Le Syndrome des Jambes Sans Repos (SJSR) : Mieux le comprendre
Le Syndrome des Jambes Sans Repos (SJSR), également connu sous le nom de maladie de Willis-Ekbom, est un trouble neurologique qui se manifeste principalement par un besoin impérieux et irrépressible de bouger les jambes. Bien qu'il puisse sembler bénin, il peut sévèrement perturber le sommeil et altérer la qualité de vie.
Les symptômes caractéristiques (Les 4 critères)
Le diagnostic du SJSR est clinique et repose sur quatre critères essentiels :
- Un besoin urgent de bouger : Ce besoin est généralement accompagné ou causé par des sensations désagréables dans les membres inférieurs (fourmillements, picotements, tiraillements, "décharges électriques", ou l'impression d'avoir des "insectes sous la peau").
- Déclenchement au repos : Les symptômes apparaissent ou s'aggravent pendant les périodes d'inactivité, de repos, ou lorsque la personne est assise ou couchée.
- Soulagement par le mouvement : Bouger les jambes, marcher, s'étirer ou se masser soulage partiellement ou totalement les sensations désagréables (tant que dure le mouvement).
- Aggravation le soir et la nuit : C'est la caractéristique majeure. Les symptômes obéissent à un rythme circadien, devenant plus intenses en soirée ou pendant la nuit, ce qui retarde l'endormissement et provoque des insomnies sévères.
Les Mouvements Périodiques du Sommeil (MPJS)
Dans la grande majorité des cas (environ 80%), le SJSR est associé à des Mouvements Périodiques des Jambes pendant le Sommeil (MPJS). Ce sont des secousses musculaires involontaires et répétitives (généralement du gros orteil ou de la cheville) qui surviennent pendant le sommeil. Bien que le dormeur n'en soit pas toujours conscient, ces mouvements fragmentent le sommeil, entraînant une fatigue chronique le lendemain.
Les causes : Un problème de Fer et de Dopamine
La physiopathologie exacte du SJSR n'est pas totalement élucidée, mais deux facteurs majeurs sont identifiés :
- Le dysfonctionnement dopaminergique : Le système dopaminergique (qui régule les mouvements) dans le système nerveux central semble altéré.
- La carence martiale (fer) : Une carence en fer, même légère (ferritine basse, même sans anémie), aggrave considérablement les symptômes.
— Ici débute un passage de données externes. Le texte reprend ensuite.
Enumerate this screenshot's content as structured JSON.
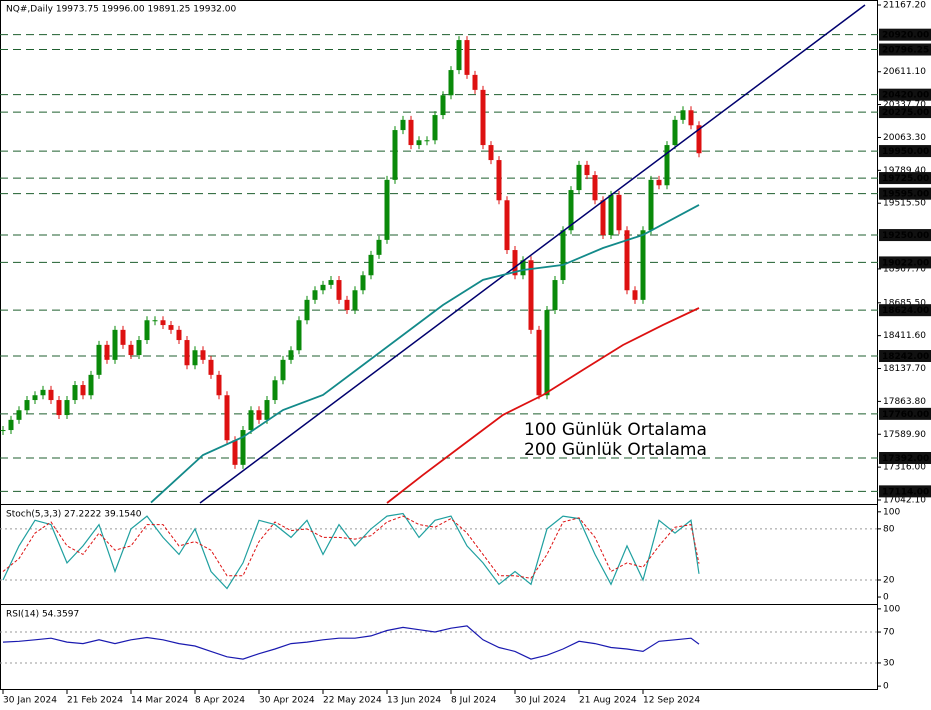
{
  "chart_data": [
    {
      "type": "candlestick",
      "title": "NQ#,Daily  19973.75 19996.00 19891.25 19932.00",
      "xlim": [
        -0.75,
        218.75
      ],
      "ylim": [
        17017,
        21209
      ],
      "x": [
        0,
        2,
        4,
        6,
        8,
        10,
        12,
        14,
        16,
        18,
        20,
        22,
        24,
        26,
        28,
        30,
        32,
        34,
        36,
        38,
        40,
        42,
        44,
        46,
        48,
        50,
        52,
        54,
        56,
        58,
        60,
        62,
        64,
        66,
        68,
        70,
        72,
        74,
        76,
        78,
        80,
        82,
        84,
        86,
        88,
        90,
        92,
        94,
        96,
        98,
        100,
        102,
        104,
        106,
        108,
        110,
        112,
        114,
        116,
        118,
        120,
        122,
        124,
        126,
        128,
        130,
        132,
        134,
        136,
        138,
        140,
        142,
        144,
        146,
        148,
        150,
        152,
        154,
        156,
        158,
        160,
        162,
        164,
        166,
        168,
        170,
        172,
        174
      ],
      "values": [
        17625,
        17710,
        17790,
        17875,
        17915,
        17960,
        17875,
        17750,
        17875,
        18000,
        17915,
        18085,
        18335,
        18210,
        18460,
        18335,
        18250,
        18375,
        18540,
        18540,
        18500,
        18460,
        18375,
        18165,
        18290,
        18210,
        18085,
        17915,
        17540,
        17335,
        17625,
        17790,
        17710,
        17875,
        18040,
        18210,
        18290,
        18540,
        18710,
        18790,
        18835,
        18875,
        18710,
        18625,
        18790,
        18915,
        19085,
        19210,
        19710,
        20125,
        20210,
        20000,
        20040,
        20040,
        20250,
        20415,
        20625,
        20875,
        20585,
        20460,
        20000,
        19875,
        19540,
        19125,
        18915,
        19040,
        18460,
        17915,
        18625,
        18875,
        19290,
        19625,
        19835,
        19750,
        19540,
        19250,
        19585,
        19290,
        18790,
        18710,
        19290,
        19710,
        19665,
        20000,
        20210,
        20290,
        20165,
        19932
      ],
      "up_color": "#0a8a0a",
      "down_color": "#dd1111",
      "series": [
        {
          "name": "100 Günlük Ortalama",
          "color": "#138a8a",
          "x": [
            37,
            50,
            60,
            70,
            80,
            90,
            100,
            110,
            120,
            130,
            140,
            150,
            160,
            174
          ],
          "values": [
            17020,
            17417,
            17567,
            17792,
            17917,
            18167,
            18417,
            18667,
            18876,
            18959,
            19001,
            19142,
            19251,
            19501
          ]
        },
        {
          "name": "200 Günlük Ortalama",
          "color": "#dd1111",
          "x": [
            96,
            105,
            115,
            125,
            135,
            145,
            155,
            165,
            174
          ],
          "values": [
            17017,
            17251,
            17501,
            17751,
            17917,
            18126,
            18334,
            18501,
            18642
          ]
        }
      ],
      "trendline": {
        "x": [
          49.25,
          215.5
        ],
        "values": [
          17017,
          21167
        ],
        "color": "#00006e"
      },
      "yticks": [
        {
          "value": 21167.2,
          "label": "21167.20"
        },
        {
          "value": 20611.1,
          "label": "20611.10"
        },
        {
          "value": 20337.7,
          "label": "20337.70"
        },
        {
          "value": 20063.3,
          "label": "20063.30"
        },
        {
          "value": 19789.4,
          "label": "19789.40"
        },
        {
          "value": 19515.5,
          "label": "19515.50"
        },
        {
          "value": 18967.7,
          "label": "18967.70"
        },
        {
          "value": 18685.5,
          "label": "18685.50"
        },
        {
          "value": 18411.6,
          "label": "18411.60"
        },
        {
          "value": 18137.7,
          "label": "18137.70"
        },
        {
          "value": 17863.8,
          "label": "17863.80"
        },
        {
          "value": 17589.9,
          "label": "17589.90"
        },
        {
          "value": 17316,
          "label": "17316.00"
        },
        {
          "value": 17042.1,
          "label": "17042.10"
        }
      ],
      "levels": [
        {
          "value": 20920,
          "label": "20920.00"
        },
        {
          "value": 20796.25,
          "label": "20796.25"
        },
        {
          "value": 20420,
          "label": "20420.00"
        },
        {
          "value": 20275,
          "label": "20275.00"
        },
        {
          "value": 19950,
          "label": "19950.00"
        },
        {
          "value": 19725,
          "label": "19725.00"
        },
        {
          "value": 19595,
          "label": "19595.00"
        },
        {
          "value": 19250,
          "label": "19250.00"
        },
        {
          "value": 19022,
          "label": "19022.00"
        },
        {
          "value": 18624,
          "label": "18624.00"
        },
        {
          "value": 18242,
          "label": "18242.00"
        },
        {
          "value": 17760,
          "label": "17760.00"
        },
        {
          "value": 17392,
          "label": "17392.00"
        },
        {
          "value": 17114,
          "label": "17114.00"
        }
      ]
    },
    {
      "type": "line",
      "title": "Stoch(5,3,3) 27.2222 39.1540",
      "xlim": [
        -0.75,
        218.75
      ],
      "ylim": [
        -7,
        108
      ],
      "yticks": [
        0,
        20,
        80,
        100
      ],
      "levels": [
        20,
        80
      ],
      "x": [
        0,
        4,
        8,
        12,
        16,
        20,
        24,
        28,
        32,
        36,
        40,
        44,
        48,
        52,
        56,
        60,
        64,
        68,
        72,
        76,
        80,
        84,
        88,
        92,
        96,
        100,
        104,
        108,
        112,
        116,
        120,
        124,
        128,
        132,
        136,
        140,
        144,
        148,
        152,
        156,
        160,
        164,
        168,
        172,
        174
      ],
      "series": [
        {
          "color": "#20a0a0",
          "values": [
            20,
            60,
            90,
            85,
            40,
            60,
            85,
            30,
            80,
            95,
            70,
            50,
            80,
            30,
            10,
            40,
            90,
            85,
            70,
            90,
            50,
            85,
            60,
            80,
            95,
            98,
            70,
            90,
            95,
            60,
            40,
            15,
            30,
            15,
            80,
            95,
            92,
            50,
            15,
            60,
            20,
            90,
            75,
            90,
            27.2222
          ]
        },
        {
          "color": "#dd1111",
          "dashed": true,
          "values": [
            30,
            45,
            75,
            88,
            60,
            50,
            75,
            55,
            60,
            85,
            85,
            60,
            65,
            55,
            25,
            25,
            65,
            88,
            78,
            80,
            70,
            70,
            68,
            72,
            88,
            95,
            85,
            82,
            92,
            75,
            50,
            25,
            25,
            22,
            50,
            88,
            93,
            70,
            30,
            40,
            35,
            60,
            82,
            85,
            39.154
          ]
        }
      ]
    },
    {
      "type": "line",
      "title": "RSI(14) 54.3597",
      "xlim": [
        -0.75,
        218.75
      ],
      "ylim": [
        -5,
        105
      ],
      "yticks": [
        0,
        30,
        70,
        100
      ],
      "levels": [
        30,
        70
      ],
      "x": [
        0,
        4,
        8,
        12,
        16,
        20,
        24,
        28,
        32,
        36,
        40,
        44,
        48,
        52,
        56,
        60,
        64,
        68,
        72,
        76,
        80,
        84,
        88,
        92,
        96,
        100,
        104,
        108,
        112,
        116,
        120,
        124,
        128,
        132,
        136,
        140,
        144,
        148,
        152,
        156,
        160,
        164,
        168,
        172,
        174
      ],
      "series": [
        {
          "color": "#1a1ab0",
          "values": [
            57,
            58,
            60,
            62,
            57,
            55,
            60,
            55,
            60,
            63,
            60,
            55,
            52,
            45,
            38,
            35,
            42,
            48,
            55,
            57,
            60,
            62,
            62,
            65,
            72,
            76,
            73,
            70,
            75,
            78,
            60,
            50,
            45,
            35,
            40,
            48,
            58,
            55,
            50,
            48,
            45,
            58,
            60,
            62,
            54.3597
          ]
        }
      ],
      "xticks": [
        {
          "value": 0,
          "label": "30 Jan 2024"
        },
        {
          "value": 16,
          "label": "21 Feb 2024"
        },
        {
          "value": 32,
          "label": "14 Mar 2024"
        },
        {
          "value": 48,
          "label": "8 Apr 2024"
        },
        {
          "value": 64,
          "label": "30 Apr 2024"
        },
        {
          "value": 80,
          "label": "22 May 2024"
        },
        {
          "value": 96,
          "label": "13 Jun 2024"
        },
        {
          "value": 112,
          "label": "8 Jul 2024"
        },
        {
          "value": 128,
          "label": "30 Jul 2024"
        },
        {
          "value": 144,
          "label": "21 Aug 2024"
        },
        {
          "value": 160,
          "label": "12 Sep 2024"
        }
      ]
    }
  ]
}
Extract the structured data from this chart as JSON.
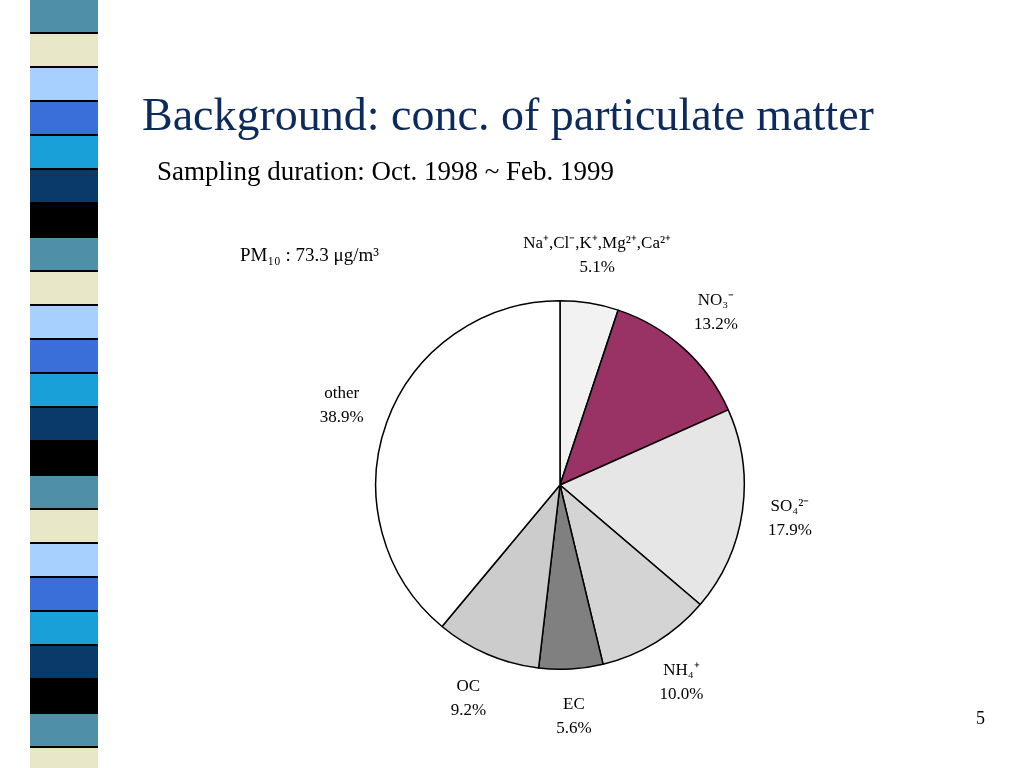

Le fer est en effet indispensable à la synthèse de la dopamine.
On distingue des formes familiales (génétiques) et des formes secondaires, souvent déclenchées par la grossesse, une insuffisance rénale, ou la prise de certains médicaments (comme les antidépresseurs ou les antihistaminiques).
Comment soulager le SJSR ? Les approches non médicamenteuses
Avant d'envisager un traitement pharmacologique, des mesures d'hygiène de vie sont recommandées :
- Éviter les excitants : Caféine, alcool et tabac exacerbent les symptômes, particulièrement en fin de journée.
- Activité physique modérée : Une activité physique régulière dans la journée est bénéfique. Cependant, le sport intense juste avant le coucher peut aggraver la situation.
- Techniques de stimulation sensorielle : Prendre un bain chaud (ou froid, selon les personnes), se masser les jambes, ou utiliser des dispositifs de compression pneumatique peuvent apporter un soulagement transitoire.
- Exercices d'étirement : Pratiquer des étirements doux des jambes avant le coucher.
Prise en charge médicale
Si la ferritine est basse (< 50 ou 75 µg/L selon les recommandations), une supplémentation en fer est la première ligne de traitement. Si les symptômes sont sévères et résistants aux mesures d'hygiène, des traitements sur prescription (agonistes dopaminergiques, certains antiépileptiques ou opioïdes à faible dose) peuvent être prescrits par un neurologue ou un spécialiste du sommeil.